La travagliata vita politica somala è al centro delle attenzioni sia delle Nazioni Unite che dell’Unione Africana. Infatti, da tempo lo Stato del Corno d’Africa è in un vicolo cieco politico rafforzato dalla fine ufficiale del mandato del presidente, scaduto domenica 7 febbraio. Inoltre, l’opposizione sostiene che Farmajo, non essendo riuscito a stabilire la data delle elezioni, è da considerarsi illegittimo dopo la fine ufficiale del suo mandato. Così, il Consiglio di sicurezza delle Nazioni Unite invita il governo federale e gli stati regionali a riprendere i colloqui finalizzati allo svolgimento delle elezioni, soprattutto per evitare che quella parvenza di “regolare vita politica”, possa subire il sopravvento del potente gruppo di al-Shabaab, che notoriamente ha infiltrazioni in molti ambiti della società e contatti con altri sistemi e “servizi”, jihadisti e non, esterni alla Somalia.
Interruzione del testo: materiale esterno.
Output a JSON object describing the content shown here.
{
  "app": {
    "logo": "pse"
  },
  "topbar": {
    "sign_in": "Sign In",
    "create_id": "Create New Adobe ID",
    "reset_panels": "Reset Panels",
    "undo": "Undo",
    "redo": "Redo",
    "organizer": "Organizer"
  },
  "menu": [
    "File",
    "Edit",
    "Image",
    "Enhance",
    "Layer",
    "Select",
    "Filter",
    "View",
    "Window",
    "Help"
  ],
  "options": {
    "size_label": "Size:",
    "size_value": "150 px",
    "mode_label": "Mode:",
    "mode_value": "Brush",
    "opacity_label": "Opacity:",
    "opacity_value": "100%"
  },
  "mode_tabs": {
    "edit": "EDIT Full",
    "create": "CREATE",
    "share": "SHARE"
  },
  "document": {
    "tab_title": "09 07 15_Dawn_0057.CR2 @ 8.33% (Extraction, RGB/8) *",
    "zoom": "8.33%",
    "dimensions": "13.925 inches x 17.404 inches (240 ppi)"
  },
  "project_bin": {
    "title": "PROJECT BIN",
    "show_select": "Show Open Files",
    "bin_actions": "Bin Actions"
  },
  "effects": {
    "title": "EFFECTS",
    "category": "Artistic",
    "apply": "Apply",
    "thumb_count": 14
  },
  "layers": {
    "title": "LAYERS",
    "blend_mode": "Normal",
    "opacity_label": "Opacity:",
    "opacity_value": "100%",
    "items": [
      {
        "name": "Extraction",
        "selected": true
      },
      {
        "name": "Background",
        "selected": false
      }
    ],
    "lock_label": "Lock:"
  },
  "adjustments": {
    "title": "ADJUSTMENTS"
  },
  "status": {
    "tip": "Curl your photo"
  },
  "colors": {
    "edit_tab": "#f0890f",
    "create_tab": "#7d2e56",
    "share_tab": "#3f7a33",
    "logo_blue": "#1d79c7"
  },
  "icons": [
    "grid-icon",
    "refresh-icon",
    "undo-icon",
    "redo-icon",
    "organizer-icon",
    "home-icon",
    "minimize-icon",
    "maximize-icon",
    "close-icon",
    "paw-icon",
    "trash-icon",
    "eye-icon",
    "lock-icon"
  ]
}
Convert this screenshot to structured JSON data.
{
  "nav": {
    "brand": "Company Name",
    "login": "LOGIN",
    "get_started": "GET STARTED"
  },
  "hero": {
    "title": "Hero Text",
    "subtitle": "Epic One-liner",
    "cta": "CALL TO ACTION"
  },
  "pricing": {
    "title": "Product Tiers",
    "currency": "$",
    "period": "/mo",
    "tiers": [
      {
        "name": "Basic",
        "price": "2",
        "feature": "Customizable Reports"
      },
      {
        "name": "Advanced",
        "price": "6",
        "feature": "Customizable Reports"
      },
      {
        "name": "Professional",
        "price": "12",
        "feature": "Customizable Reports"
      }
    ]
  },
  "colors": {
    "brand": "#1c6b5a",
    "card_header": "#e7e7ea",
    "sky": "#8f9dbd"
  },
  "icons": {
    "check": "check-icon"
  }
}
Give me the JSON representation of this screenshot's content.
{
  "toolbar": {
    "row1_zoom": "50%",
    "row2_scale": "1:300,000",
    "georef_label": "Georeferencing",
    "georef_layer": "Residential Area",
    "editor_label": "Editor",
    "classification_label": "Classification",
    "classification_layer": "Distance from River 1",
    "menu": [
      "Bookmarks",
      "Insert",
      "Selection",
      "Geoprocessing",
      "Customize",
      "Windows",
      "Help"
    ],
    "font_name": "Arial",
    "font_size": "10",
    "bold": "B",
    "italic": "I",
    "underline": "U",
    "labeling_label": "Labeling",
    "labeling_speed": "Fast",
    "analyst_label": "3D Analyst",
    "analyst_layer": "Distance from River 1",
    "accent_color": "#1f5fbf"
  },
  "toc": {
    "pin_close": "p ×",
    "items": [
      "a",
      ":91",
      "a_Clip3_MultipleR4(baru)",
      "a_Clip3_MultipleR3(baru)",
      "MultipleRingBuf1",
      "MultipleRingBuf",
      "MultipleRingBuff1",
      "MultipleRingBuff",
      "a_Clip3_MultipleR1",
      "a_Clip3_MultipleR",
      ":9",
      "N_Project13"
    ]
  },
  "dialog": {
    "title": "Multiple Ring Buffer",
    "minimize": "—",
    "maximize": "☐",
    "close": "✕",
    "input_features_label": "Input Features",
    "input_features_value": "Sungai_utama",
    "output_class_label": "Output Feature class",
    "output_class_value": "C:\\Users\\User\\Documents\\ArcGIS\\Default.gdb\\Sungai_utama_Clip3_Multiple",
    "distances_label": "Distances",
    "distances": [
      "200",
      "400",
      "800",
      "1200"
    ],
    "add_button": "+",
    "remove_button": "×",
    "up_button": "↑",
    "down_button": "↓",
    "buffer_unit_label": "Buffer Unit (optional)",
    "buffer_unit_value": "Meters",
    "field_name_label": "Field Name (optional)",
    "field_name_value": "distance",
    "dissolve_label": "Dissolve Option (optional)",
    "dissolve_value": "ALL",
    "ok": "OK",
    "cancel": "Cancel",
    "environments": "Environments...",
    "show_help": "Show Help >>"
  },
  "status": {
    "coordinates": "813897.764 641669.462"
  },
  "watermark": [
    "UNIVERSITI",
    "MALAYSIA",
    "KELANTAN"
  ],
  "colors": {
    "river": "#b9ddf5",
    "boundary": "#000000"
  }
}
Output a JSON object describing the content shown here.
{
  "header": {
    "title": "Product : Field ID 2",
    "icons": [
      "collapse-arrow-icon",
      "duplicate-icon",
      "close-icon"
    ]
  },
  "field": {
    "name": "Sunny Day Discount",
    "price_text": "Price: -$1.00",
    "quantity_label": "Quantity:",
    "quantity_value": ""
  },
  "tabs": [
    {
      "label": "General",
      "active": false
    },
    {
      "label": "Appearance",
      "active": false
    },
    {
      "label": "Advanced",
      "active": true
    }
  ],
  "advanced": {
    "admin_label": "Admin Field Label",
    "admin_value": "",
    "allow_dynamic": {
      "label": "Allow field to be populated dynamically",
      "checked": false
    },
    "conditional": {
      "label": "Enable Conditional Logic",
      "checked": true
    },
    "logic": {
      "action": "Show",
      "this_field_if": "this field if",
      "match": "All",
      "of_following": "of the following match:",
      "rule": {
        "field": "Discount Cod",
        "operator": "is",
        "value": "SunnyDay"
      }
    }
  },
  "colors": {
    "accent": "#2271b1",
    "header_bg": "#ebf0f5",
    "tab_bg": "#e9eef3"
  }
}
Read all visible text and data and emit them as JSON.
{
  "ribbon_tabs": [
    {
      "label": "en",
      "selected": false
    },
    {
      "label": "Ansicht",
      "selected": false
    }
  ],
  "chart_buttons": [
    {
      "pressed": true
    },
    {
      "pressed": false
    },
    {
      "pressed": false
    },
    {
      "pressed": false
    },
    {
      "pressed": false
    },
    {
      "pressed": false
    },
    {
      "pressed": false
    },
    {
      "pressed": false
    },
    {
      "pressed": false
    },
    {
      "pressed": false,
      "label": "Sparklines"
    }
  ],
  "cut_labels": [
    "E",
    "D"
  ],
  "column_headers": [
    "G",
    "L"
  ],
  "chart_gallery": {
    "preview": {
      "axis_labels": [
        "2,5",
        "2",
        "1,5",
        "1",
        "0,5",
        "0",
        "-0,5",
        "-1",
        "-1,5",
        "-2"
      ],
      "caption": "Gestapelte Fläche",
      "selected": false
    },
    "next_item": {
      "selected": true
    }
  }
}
Barbara Woodward, rappresentante permanente del Regno Unito presso il Consiglio di sicurezza delle Nazioni Unite, a nome dei membri del Consiglio, ha esortato i leader somali a riprendere con urgenza il dialogo e di lavorare insieme nell’interesse del popolo somalo per raggiungere, il prima possibile, un accordo sulle modalità di svolgimento delle elezioni politiche, confidando sulla positività del vertice previsto per il 15 febbraio. Un primo tentativo diplomatico per scongiurare un fallimento del vertice è stato verificato l’8 febbraio; in quella occasione il presidente Farmajo ha accusato i rappresentati di due dei cinque Stati regionali, lo Jubbaland ed il Puntland, di non voler rispettare alcun accordo finalizzato ad una pianificazione elettorale. I gruppi politici della attuale opposizione chiedono la formazione di un Consiglio di transizione per guidare il Paese alle prossime elezioni, nel rispetto di quanto stabilito nella Costituzione somala. Come rilevato dalle osservazioni del Consiglio di sicurezza delle Nazioni Unite, le incertezze e le divisioni sulle strategie per affrontare le elezioni, favoriscono il gruppo estremista somalo di al-Shabab, che tenta di proiettare la sua ferale ombra sulle elezioni, minacciando attentati a chi si recherà alle urne. Alcuni giorni fa il gruppo terroristico ha lanciato, sui suoi social usuali, una serie di video-propaganda in cui critica il presidente e il processo elettorale. A rafforzamento del clima di terrore che al-Shabab vuole diffondere, attacchi dimostrativi si sono verificati in alcune città che hanno ospitato i comizi elettorali del presidente, non causando vittime in questi casi. Ricordo che il Paese è precipitato nell’instabilità dal 1991 e dalla caduta del regime militare, dell’ex presidente Mohammed Siad Barre, la Somalia è piombata in una guerra tra clan seguita dall’insurrezione degli islamisti radicali Shabab.

Nel frattempo, la Somalia, non senza preoccupazione, si sta adeguando all’avvenuto ritiro dal suolo nazionale, di circa 800 militari statunitensi; questo processo di disimpegno si è concluso come da programma a metà gennaio. Tale ritiro dei militari statunitensi sta creando l’ennesimo shock della Sicurezza nazionale, aggravato dalla previsione che anche la forza di sicurezza dell’Unione africana, composta da oltre 21 mila militari, ha programmato di lasciare la Somalia entro la fine dell’anno. Il previsto processo di disimpegno del sostegno militare internazionale farebbe prevalentemente il giuoco dell’incombente gruppo terroristico di al-Shabab, il quale ha solidi legami con il mondo jihadista internazionale, ed africano in particolare, e che è un anello fondamentale della “catena jihadista” che lentamente sta strangolando l’Africa.